While they were gone my sister Karen, sixteen, was in charge. We did fine, although the house got a little untidy, as you might expect with six kids unsupervised for four days. What happened next is something none of us expected. The front door opened and my mom called out, “We’re home!” Footsteps were coming down the main hallway. Walt appeared, at least I thought it must be Walt, but he was unrecognizable. His eyes were rolling back in his head, his tongue was pressed against the backs of his teeth, curling to punctuate the snarl on his face. He began yelling obscenities and tossing things about, excoriating us for having trashed the house and shouting orders at us to clean up this and that. I was numb with terror as I attempted to comply. My mom stood there in shocked horror but said nothing. I guess the honeymoon was over.
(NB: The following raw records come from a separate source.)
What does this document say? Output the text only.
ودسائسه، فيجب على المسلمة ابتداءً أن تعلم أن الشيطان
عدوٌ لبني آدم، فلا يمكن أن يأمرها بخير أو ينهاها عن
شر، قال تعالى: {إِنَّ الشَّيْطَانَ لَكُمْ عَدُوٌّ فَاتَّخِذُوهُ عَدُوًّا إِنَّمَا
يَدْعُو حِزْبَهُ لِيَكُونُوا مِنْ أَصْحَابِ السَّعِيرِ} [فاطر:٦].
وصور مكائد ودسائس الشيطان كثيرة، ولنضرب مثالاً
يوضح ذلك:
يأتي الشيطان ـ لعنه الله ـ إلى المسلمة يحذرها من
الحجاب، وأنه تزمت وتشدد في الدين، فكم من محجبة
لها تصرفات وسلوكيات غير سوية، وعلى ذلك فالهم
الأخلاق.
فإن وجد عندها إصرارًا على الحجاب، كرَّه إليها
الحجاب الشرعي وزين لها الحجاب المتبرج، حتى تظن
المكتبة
There will be more threads detailing the next two years, but this is how it started. Many years later I asked my little sister Jenny what she recalled of those times, and she told me, “Nothing. I just remember feeling sick to my stomach for two years.” Unfortunately, I remember far too much.
My Mom, Walt, my brother Dan to the left and Blaine to the right. I am between them in age, but am not pictured.